Major credit reference agency Equifax Ltd has been fined £500,000 by the Information Commissioner’s Office for failing to adequately protect personal information
A leading data protection lawyer has said that Equifax Ltd, a major credit reference agency, is now likely to face significant number of claims for compensation after it was fined £500,000 by the Information Commissioner’s Office for failing to adequately protect the personal information of up to 15 million UK citizens following a cyber attack in 2017.
The cyber attack on the US parent company, Equifax Inc, occurred between 13 May and 30 July 2017 and affected 146 million customers globally.
In a report published today the ICO found that Equifax Ltd, the UK arm of the company, was responsible for the personal information of its UK customers and that it failed to take appropriate steps to ensure the American parent company was keeping this information safe.
The ICO report found multiple contraventions of the Data Protect Act 1998 by Equifax Ltd including a failure to take adequate steps to secure personal data, poor retention practices and lack of legal basis for international transfers of UK citizens’ data.
The precise information compromised varied between affected individuals but included names and dates of birth in all cases.

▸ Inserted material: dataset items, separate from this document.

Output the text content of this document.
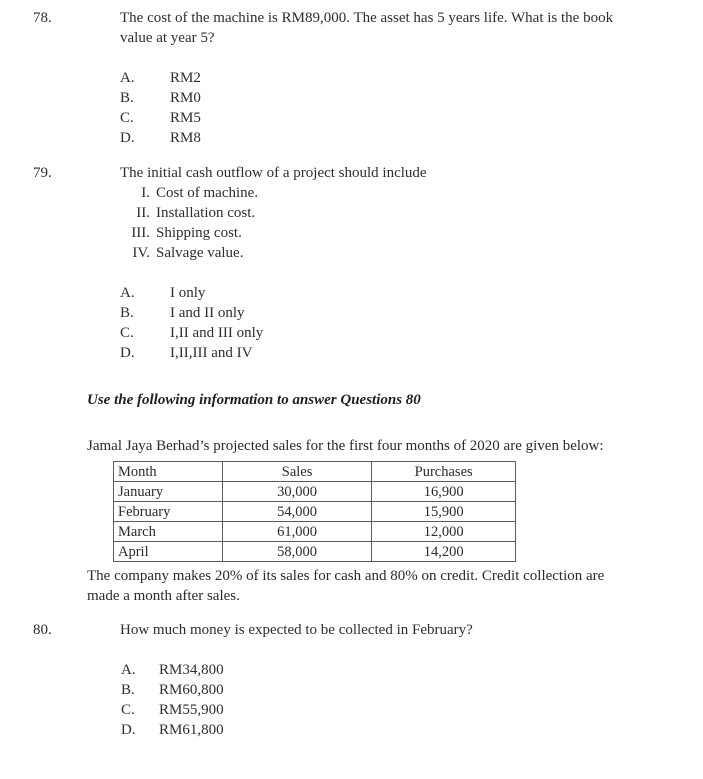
78.	The cost of the machine is RM89,000. The asset has 5 years life. What is the book
value at year 5?
A.	RM2
B.	RM0
C.	RM5
D.	RM8
79.	The initial cash outflow of a project should include
I. Cost of machine.
II. Installation cost.
III. Shipping cost.
IV. Salvage value.
A.	I only
B.	I and II only
C.	I,II and III only
D.	I,II,III and IV
Use the following information to answer Questions 80
Jamal Jaya Berhad’s projected sales for the first four months of 2020 are given below:
Month	Sales	Purchases
January	30,000	16,900
February	54,000	15,900
March	61,000	12,000
April	58,000	14,200
The company makes 20% of its sales for cash and 80% on credit. Credit collection are
made a month after sales.
80.	How much money is expected to be collected in February?
A.	RM34,800
B.	RM60,800
C.	RM55,900
D.	RM61,800
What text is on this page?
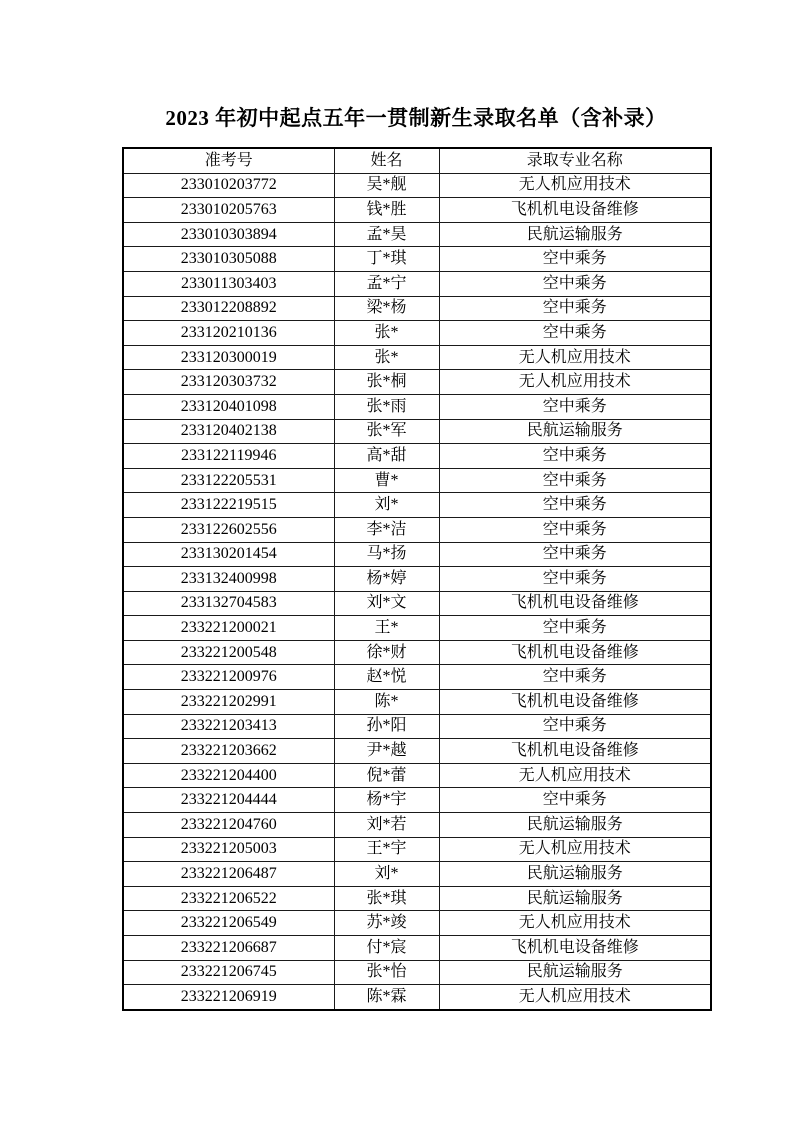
2023 年初中起点五年一贯制新生录取名单（含补录）
准考号	姓名	录取专业名称
233010203772	吴*舰	无人机应用技术
233010205763	钱*胜	飞机机电设备维修
233010303894	孟*昊	民航运输服务
233010305088	丁*琪	空中乘务
233011303403	孟*宁	空中乘务
233012208892	梁*杨	空中乘务
233120210136	张*	空中乘务
233120300019	张*	无人机应用技术
233120303732	张*桐	无人机应用技术
233120401098	张*雨	空中乘务
233120402138	张*军	民航运输服务
233122119946	高*甜	空中乘务
233122205531	曹*	空中乘务
233122219515	刘*	空中乘务
233122602556	李*洁	空中乘务
233130201454	马*扬	空中乘务
233132400998	杨*婷	空中乘务
233132704583	刘*文	飞机机电设备维修
233221200021	王*	空中乘务
233221200548	徐*财	飞机机电设备维修
233221200976	赵*悦	空中乘务
233221202991	陈*	飞机机电设备维修
233221203413	孙*阳	空中乘务
233221203662	尹*越	飞机机电设备维修
233221204400	倪*蕾	无人机应用技术
233221204444	杨*宇	空中乘务
233221204760	刘*若	民航运输服务
233221205003	王*宇	无人机应用技术
233221206487	刘*	民航运输服务
233221206522	张*琪	民航运输服务
233221206549	苏*竣	无人机应用技术
233221206687	付*宸	飞机机电设备维修
233221206745	张*怡	民航运输服务
233221206919	陈*霖	无人机应用技术
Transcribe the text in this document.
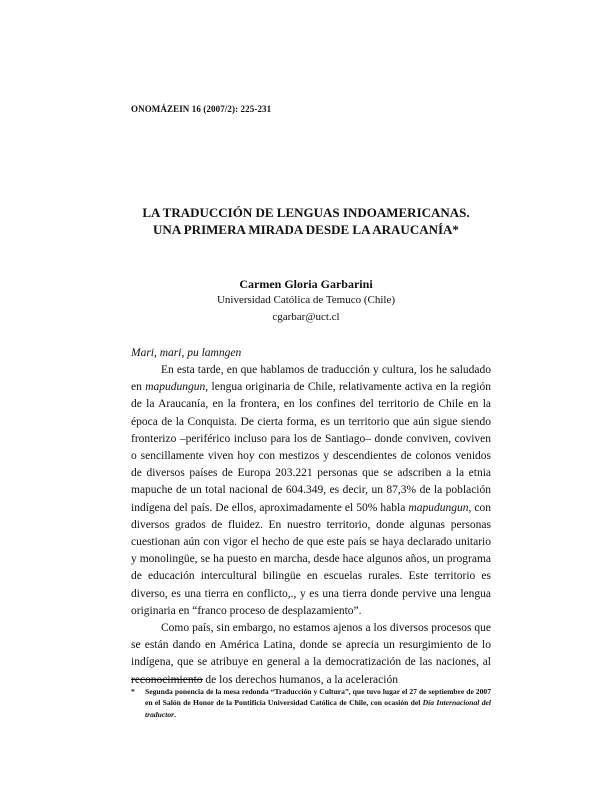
ONOMÁZEIN 16 (2007/2): 225-231
LA TRADUCCIÓN DE LENGUAS INDOAMERICANAS.
UNA PRIMERA MIRADA DESDE LA ARAUCANÍA*
Carmen Gloria Garbarini
Universidad Católica de Temuco (Chile)
cgarbar@uct.cl
Mari, mari, pu lamngen

En esta tarde, en que hablamos de traducción y cultura, los he saludado en mapudungun, lengua originaria de Chile, relativamente activa en la región de la Araucanía, en la frontera, en los confines del territorio de Chile en la época de la Conquista. De cierta forma, es un territorio que aún sigue siendo fronterizo –periférico incluso para los de Santiago– donde conviven, coviven o sencillamente viven hoy con mestizos y descendientes de colonos venidos de diversos países de Europa 203.221 personas que se adscriben a la etnia mapuche de un total nacional de 604.349, es decir, un 87,3% de la población indígena del país. De ellos, aproximadamente el 50% habla mapudungun, con diversos grados de fluidez. En nuestro territorio, donde algunas personas cuestionan aún con vigor el hecho de que este país se haya declarado unitario y monolingüe, se ha puesto en marcha, desde hace algunos años, un programa de educación intercultural bilingüe en escuelas rurales. Este territorio es diverso, es una tierra en conflicto,., y es una tierra donde pervive una lengua originaria en “franco proceso de desplazamiento”.

Como país, sin embargo, no estamos ajenos a los diversos procesos que se están dando en América Latina, donde se aprecia un resurgimiento de lo indígena, que se atribuye en general a la democratización de las naciones, al reconocimiento de los derechos humanos, a la aceleración

*	Segunda ponencia de la mesa redonda “Traducción y Cultura”, que tuvo lugar el 27 de septiembre de 2007 en el Salón de Honor de la Pontificia Universidad Católica de Chile, con ocasión del Día Internacional del traductor.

In some cases it also included telephone numbers and driving licence numbers. In relation to 15,000 customers this also included the account information for Equifax’s credit services including username, password, secret question and answer, credit card number (obscured) and some payment amounts.
In the report, the ICO found that the data breach was likely to cause substantial damage and distress because many of those affected were not even aware that Equifax were processing their personal information, that the loss of information by a credit rating agency may have led those affected to believe that the data breach would affect their credit rating and that the hacked personal data could be exploited by fraudsters and others engaging in criminal activity.
“It beggars belief that an organisation whose global business is actually based on handling personal data appears to have acted in such a cavalier way in relation to the safety of its operations.
“The seriousness of this breach, both in terms of the number of people affected and the potential for financial fraud as a result of the breach, is reflected in the fact that that Equifax Ltd has been fined the maximum amount possible under the legislation in place at the time of the incident.
“Completely separate from this fine, those affected by the data breach are likely to have claims for compensation against Equifax Ltd for failing to adequately protect their personal information. This would include not just claims by those suffering any financial loss but also claims by those suffering distress and inconvenience suffered as a result of the breach itself.”